Here in Leviticus we see the priest dealing with people, objects, and houses that have signs of leprosy.  First, let us look at the person with leprosy. The person had to be examined by a priest to see if he truly had leprosy and also if he had been cleansed from it. If he was clean he then had to offer a sacrifice of two birds. One was killed over living water and its blood collected in an earthen jar. The second bird was dipped in the blood of the first and let go. Now, what symbolism do you see here? First, the leper could see that something had to die that he might be able to enter the camp again. The second bird would be a good spiritual picture of that entry as it fluttered away “Free as a bird.” In English the water is called “running water” but in Hebrew it is “living water” and means free flowing water. In John 7:38 Yeshua uses the phrase “living water” to describe the Spirit of G-d.  He spoke these words at Succoth, which is called the most joyous of holidays. One of the major themes of Succoth is living water. Water was collected and poured each day on the altar. Prayers were centered on praying for rain for the coming year in hopes of having an abundant harvest.  So symbolically we can see the people understanding this as Yeshua using the term “living water” flowing out of us was to be a sign first of us being in right relationship to the Father. The same as here in Leviticus, the leper had been restored.  A product of our restoration would be joy and abundance in our spiritual life as we, as priests, minister to His people.

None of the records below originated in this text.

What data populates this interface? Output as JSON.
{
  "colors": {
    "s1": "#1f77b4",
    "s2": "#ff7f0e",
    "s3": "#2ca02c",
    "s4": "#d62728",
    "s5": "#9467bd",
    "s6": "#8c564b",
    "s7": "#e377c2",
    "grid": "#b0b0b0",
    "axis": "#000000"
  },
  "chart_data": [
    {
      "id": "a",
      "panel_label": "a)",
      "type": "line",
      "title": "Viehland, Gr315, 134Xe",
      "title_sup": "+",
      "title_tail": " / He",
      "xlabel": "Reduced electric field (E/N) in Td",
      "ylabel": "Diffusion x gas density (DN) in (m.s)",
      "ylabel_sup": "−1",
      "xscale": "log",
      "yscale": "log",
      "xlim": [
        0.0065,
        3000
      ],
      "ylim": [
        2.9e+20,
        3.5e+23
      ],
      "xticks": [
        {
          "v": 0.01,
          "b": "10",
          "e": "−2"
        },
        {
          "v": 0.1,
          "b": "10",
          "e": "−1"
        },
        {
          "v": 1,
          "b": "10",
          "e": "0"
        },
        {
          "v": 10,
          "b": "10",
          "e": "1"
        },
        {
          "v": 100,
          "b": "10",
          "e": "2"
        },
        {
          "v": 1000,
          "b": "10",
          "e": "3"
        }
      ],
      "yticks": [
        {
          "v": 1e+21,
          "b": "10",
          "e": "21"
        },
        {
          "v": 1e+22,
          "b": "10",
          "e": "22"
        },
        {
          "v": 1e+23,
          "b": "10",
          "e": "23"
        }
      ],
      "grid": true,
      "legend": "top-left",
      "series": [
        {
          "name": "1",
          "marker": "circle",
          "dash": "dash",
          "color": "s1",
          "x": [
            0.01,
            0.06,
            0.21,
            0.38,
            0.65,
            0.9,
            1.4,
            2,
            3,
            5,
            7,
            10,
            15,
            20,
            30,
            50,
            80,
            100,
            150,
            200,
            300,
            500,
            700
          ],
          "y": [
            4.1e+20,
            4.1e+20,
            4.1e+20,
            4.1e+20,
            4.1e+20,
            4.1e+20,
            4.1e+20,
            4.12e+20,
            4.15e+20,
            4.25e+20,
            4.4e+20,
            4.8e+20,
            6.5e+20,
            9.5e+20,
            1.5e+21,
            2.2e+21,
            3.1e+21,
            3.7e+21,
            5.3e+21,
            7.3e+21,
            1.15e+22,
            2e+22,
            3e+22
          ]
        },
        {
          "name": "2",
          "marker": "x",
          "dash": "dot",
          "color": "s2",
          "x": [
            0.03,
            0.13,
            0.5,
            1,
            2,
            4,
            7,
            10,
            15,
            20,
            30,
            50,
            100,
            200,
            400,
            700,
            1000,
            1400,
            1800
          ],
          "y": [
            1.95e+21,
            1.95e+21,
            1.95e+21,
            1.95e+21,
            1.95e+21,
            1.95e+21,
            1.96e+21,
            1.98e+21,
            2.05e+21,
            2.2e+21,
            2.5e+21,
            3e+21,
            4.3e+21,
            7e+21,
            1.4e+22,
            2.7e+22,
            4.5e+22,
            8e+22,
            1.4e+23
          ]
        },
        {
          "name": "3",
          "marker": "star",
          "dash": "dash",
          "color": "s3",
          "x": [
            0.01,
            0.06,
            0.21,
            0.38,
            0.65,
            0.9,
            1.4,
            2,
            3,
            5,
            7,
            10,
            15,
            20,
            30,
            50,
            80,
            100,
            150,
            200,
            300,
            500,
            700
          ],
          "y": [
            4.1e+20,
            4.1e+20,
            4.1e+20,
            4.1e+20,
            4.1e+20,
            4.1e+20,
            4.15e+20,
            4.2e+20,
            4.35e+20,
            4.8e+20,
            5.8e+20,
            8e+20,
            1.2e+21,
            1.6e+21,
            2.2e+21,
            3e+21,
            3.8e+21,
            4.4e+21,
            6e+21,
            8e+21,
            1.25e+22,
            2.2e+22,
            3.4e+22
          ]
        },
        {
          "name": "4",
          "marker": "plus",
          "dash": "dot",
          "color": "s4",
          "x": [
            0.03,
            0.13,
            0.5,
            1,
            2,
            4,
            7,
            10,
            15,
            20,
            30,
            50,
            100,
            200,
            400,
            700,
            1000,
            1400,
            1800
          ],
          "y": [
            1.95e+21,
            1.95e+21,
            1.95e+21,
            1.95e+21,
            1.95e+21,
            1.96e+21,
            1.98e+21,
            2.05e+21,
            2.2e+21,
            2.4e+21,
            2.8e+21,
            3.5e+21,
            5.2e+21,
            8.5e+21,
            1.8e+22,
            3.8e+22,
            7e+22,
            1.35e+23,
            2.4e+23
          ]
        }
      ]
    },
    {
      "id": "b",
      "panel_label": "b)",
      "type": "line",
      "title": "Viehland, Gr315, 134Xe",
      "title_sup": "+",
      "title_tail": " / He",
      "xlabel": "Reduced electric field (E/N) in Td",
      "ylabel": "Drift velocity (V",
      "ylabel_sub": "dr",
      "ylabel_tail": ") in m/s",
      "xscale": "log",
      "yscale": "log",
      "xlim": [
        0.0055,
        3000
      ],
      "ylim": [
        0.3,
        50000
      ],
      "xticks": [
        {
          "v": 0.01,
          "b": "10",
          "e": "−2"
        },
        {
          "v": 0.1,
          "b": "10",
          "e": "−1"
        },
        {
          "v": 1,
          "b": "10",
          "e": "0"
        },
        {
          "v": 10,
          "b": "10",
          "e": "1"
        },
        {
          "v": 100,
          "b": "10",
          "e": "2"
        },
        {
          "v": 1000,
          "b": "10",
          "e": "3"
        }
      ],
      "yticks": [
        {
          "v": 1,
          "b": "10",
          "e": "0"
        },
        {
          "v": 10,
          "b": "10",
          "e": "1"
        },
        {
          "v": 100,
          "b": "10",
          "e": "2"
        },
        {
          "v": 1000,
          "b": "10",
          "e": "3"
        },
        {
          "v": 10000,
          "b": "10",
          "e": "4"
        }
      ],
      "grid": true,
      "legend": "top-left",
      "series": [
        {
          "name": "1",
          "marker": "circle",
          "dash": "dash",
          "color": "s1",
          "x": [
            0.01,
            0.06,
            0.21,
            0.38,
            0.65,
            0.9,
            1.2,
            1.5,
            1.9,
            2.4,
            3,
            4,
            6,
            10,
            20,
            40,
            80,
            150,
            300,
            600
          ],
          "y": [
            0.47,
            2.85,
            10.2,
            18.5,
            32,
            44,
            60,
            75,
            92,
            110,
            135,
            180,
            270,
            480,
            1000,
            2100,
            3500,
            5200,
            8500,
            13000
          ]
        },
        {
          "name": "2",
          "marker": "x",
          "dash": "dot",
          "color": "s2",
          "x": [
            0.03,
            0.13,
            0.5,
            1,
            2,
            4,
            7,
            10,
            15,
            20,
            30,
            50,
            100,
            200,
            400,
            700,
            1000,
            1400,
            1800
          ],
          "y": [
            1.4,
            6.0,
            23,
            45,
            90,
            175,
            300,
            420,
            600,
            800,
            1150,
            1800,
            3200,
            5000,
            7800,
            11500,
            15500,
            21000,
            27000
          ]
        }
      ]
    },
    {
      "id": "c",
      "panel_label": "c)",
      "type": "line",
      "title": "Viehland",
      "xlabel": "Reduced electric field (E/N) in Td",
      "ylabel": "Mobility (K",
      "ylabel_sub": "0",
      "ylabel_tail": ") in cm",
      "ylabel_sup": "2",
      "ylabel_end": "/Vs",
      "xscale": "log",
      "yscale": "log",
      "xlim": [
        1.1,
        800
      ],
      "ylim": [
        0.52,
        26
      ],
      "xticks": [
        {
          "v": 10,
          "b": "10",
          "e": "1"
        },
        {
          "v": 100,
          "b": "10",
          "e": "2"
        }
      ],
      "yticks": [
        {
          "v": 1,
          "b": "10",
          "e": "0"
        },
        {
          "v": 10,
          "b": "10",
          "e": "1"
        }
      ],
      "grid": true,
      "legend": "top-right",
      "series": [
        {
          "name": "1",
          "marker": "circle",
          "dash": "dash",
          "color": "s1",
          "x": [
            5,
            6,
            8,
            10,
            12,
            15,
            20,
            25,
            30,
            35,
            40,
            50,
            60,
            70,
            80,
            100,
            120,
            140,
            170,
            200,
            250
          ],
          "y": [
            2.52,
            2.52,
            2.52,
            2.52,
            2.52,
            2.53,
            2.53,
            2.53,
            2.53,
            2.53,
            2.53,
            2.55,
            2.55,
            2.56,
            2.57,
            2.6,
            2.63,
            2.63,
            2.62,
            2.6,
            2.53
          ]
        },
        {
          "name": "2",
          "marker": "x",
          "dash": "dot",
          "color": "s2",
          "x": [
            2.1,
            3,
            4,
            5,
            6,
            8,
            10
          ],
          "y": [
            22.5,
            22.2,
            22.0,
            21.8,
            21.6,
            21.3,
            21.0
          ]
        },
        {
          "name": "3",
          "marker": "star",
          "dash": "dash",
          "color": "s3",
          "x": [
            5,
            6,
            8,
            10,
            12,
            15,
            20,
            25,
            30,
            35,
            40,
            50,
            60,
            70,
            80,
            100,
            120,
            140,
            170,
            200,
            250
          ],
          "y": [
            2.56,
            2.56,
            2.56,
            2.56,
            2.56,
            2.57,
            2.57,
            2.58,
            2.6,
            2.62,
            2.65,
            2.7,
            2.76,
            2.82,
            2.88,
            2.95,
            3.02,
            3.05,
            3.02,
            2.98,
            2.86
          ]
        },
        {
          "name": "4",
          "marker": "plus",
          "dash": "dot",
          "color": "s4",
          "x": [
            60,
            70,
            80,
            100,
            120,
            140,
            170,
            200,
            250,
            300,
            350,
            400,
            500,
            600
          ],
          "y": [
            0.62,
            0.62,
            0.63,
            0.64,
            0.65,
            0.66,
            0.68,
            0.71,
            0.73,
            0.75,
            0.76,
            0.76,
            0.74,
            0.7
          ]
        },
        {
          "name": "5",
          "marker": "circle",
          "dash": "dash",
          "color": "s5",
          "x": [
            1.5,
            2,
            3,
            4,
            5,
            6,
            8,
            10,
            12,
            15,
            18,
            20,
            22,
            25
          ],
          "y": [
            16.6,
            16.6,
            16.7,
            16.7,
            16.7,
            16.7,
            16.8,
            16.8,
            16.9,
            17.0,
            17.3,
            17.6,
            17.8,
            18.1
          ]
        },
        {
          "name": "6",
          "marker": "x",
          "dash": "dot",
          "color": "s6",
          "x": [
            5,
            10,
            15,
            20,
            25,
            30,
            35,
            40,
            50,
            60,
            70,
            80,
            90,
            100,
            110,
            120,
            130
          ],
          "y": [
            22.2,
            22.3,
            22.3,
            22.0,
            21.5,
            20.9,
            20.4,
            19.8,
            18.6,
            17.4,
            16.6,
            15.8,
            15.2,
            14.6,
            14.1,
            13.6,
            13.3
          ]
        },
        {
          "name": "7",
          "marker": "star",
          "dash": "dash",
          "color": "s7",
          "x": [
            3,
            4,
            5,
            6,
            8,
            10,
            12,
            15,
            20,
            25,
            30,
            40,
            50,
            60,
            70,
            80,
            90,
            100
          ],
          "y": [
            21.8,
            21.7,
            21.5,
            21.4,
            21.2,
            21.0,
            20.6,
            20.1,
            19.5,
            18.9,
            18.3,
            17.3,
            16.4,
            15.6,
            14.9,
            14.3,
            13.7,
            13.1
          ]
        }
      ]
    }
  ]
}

Also, a person’s clothes and house could contract leprosy. How can that be? One way could be that these things being in close contact with the person took on his ailment so to speak. There is good reason to believe that this problem was connected with sin. A guilt offering and sin offering had to be given. So these problems could be G-d’s discipline for not dealing with sin in the person’s life. The sin could be a number of things but Jewish teachers believe it could possibly be the sin of slander and gossip. The words we use are powerful and have an effect on us and things around us. So, it is important how we as priests use our words.